The names of the columns were created by taking the features.txt file and manipulating the values based on a few principles, the names were mapped to the propercolumns of the X_train dataframe:
* no capital letters
* no spaces
* no paranthesis
To create the second dataset/text file, newtidy, only the means from the tidyset were used. For each individual variable was cross-tabulated by subject and activity and condensed to the mean, and the results were appended to the new data frame/text file. This produces a table with a single value (mean) for each subject and activity across all the measured variables.
//-----------------------
Code Book
Many of the variables included in this analysis are variants of the original variables from the raw data set. The files "features_info.txt" and "features.txt." contain detailed information and are included in this repository for convience. They are the same files that are included in the original data set.
Of the 561 variables included in the original study, 79 were included in the tidy data set.
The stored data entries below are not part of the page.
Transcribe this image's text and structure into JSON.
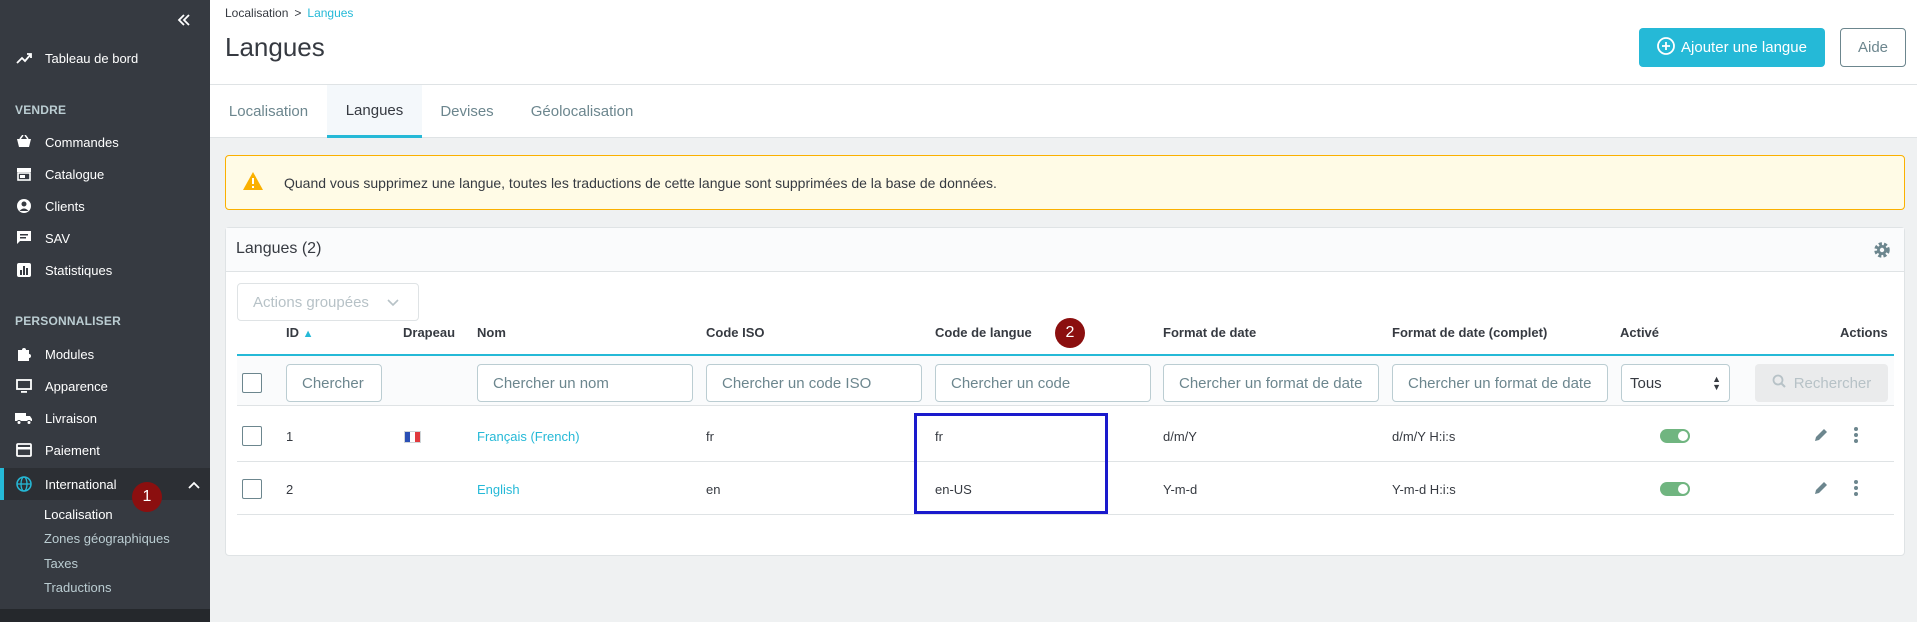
{
  "colors": {
    "accent": "#25b9d7",
    "sidebar_bg": "#363a41",
    "alert_border": "#fab000",
    "toggle_on": "#70b580",
    "annotation_badge": "#8b0f0f",
    "highlight_box": "#1a1acc"
  },
  "sidebar": {
    "dashboard_label": "Tableau de bord",
    "section_sell": "VENDRE",
    "sell_items": [
      {
        "label": "Commandes",
        "icon": "cart-icon"
      },
      {
        "label": "Catalogue",
        "icon": "store-icon"
      },
      {
        "label": "Clients",
        "icon": "user-circle-icon"
      },
      {
        "label": "SAV",
        "icon": "chat-icon"
      },
      {
        "label": "Statistiques",
        "icon": "chart-icon"
      }
    ],
    "section_customize": "PERSONNALISER",
    "customize_items": [
      {
        "label": "Modules",
        "icon": "puzzle-icon"
      },
      {
        "label": "Apparence",
        "icon": "monitor-icon"
      },
      {
        "label": "Livraison",
        "icon": "truck-icon"
      },
      {
        "label": "Paiement",
        "icon": "payment-icon"
      }
    ],
    "international_label": "International",
    "sub_items": [
      "Localisation",
      "Zones géographiques",
      "Taxes",
      "Traductions"
    ]
  },
  "header": {
    "breadcrumb_parent": "Localisation",
    "breadcrumb_sep": ">",
    "breadcrumb_current": "Langues",
    "title": "Langues",
    "add_button": "Ajouter une langue",
    "help_button": "Aide"
  },
  "tabs": [
    "Localisation",
    "Langues",
    "Devises",
    "Géolocalisation"
  ],
  "alert": {
    "message": "Quand vous supprimez une langue, toutes les traductions de cette langue sont supprimées de la base de données."
  },
  "grid": {
    "title": "Langues (2)",
    "bulk_actions": "Actions groupées",
    "columns": [
      "ID",
      "Drapeau",
      "Nom",
      "Code ISO",
      "Code de langue",
      "Format de date",
      "Format de date (complet)",
      "Activé",
      "Actions"
    ],
    "filters": {
      "id_placeholder": "Chercher",
      "name_placeholder": "Chercher un nom",
      "iso_placeholder": "Chercher un code ISO",
      "code_placeholder": "Chercher un code",
      "date_placeholder": "Chercher un format de date",
      "date_full_placeholder": "Chercher un format de date",
      "active_value": "Tous",
      "search_button": "Rechercher"
    },
    "rows": [
      {
        "id": "1",
        "name": "Français (French)",
        "iso": "fr",
        "code": "fr",
        "date_format": "d/m/Y",
        "date_format_full": "d/m/Y H:i:s",
        "active": true
      },
      {
        "id": "2",
        "name": "English",
        "iso": "en",
        "code": "en-US",
        "date_format": "Y-m-d",
        "date_format_full": "Y-m-d H:i:s",
        "active": true
      }
    ]
  },
  "annotations": {
    "badge_1": "1",
    "badge_2": "2"
  }
}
This includes mean aned standard deviations for the following variables, where ** represents mean and std:
tbodyacc**x
tbodyacc**y
tbodyacc**z
tgravityaacc**x
tgravityacc**y
trgravityacc**z
tbodyjerk**x
tbodyjerk**y
tbodygyro**x
tbodygyro**y
tbodygyro**z
tbodygyrojerk**
tbodyaccmag**
tbodyaccjerkmag**
tbodygyromag**
fbodyacc**x
fbodyacc**y
fbodyacc**z
fbodyaccjerk**x
fbodyaccjerk**y
fobdyaccjerk**z
fbodygyro**x
fbodygyro**y
fbodygyro**z
fbodyaccmag**
fbodybodyaccjerkmag**
fbodybodygyromag**
fbodybodygyrojerkmag**
THe file features_infot.txt included more details related to the variables.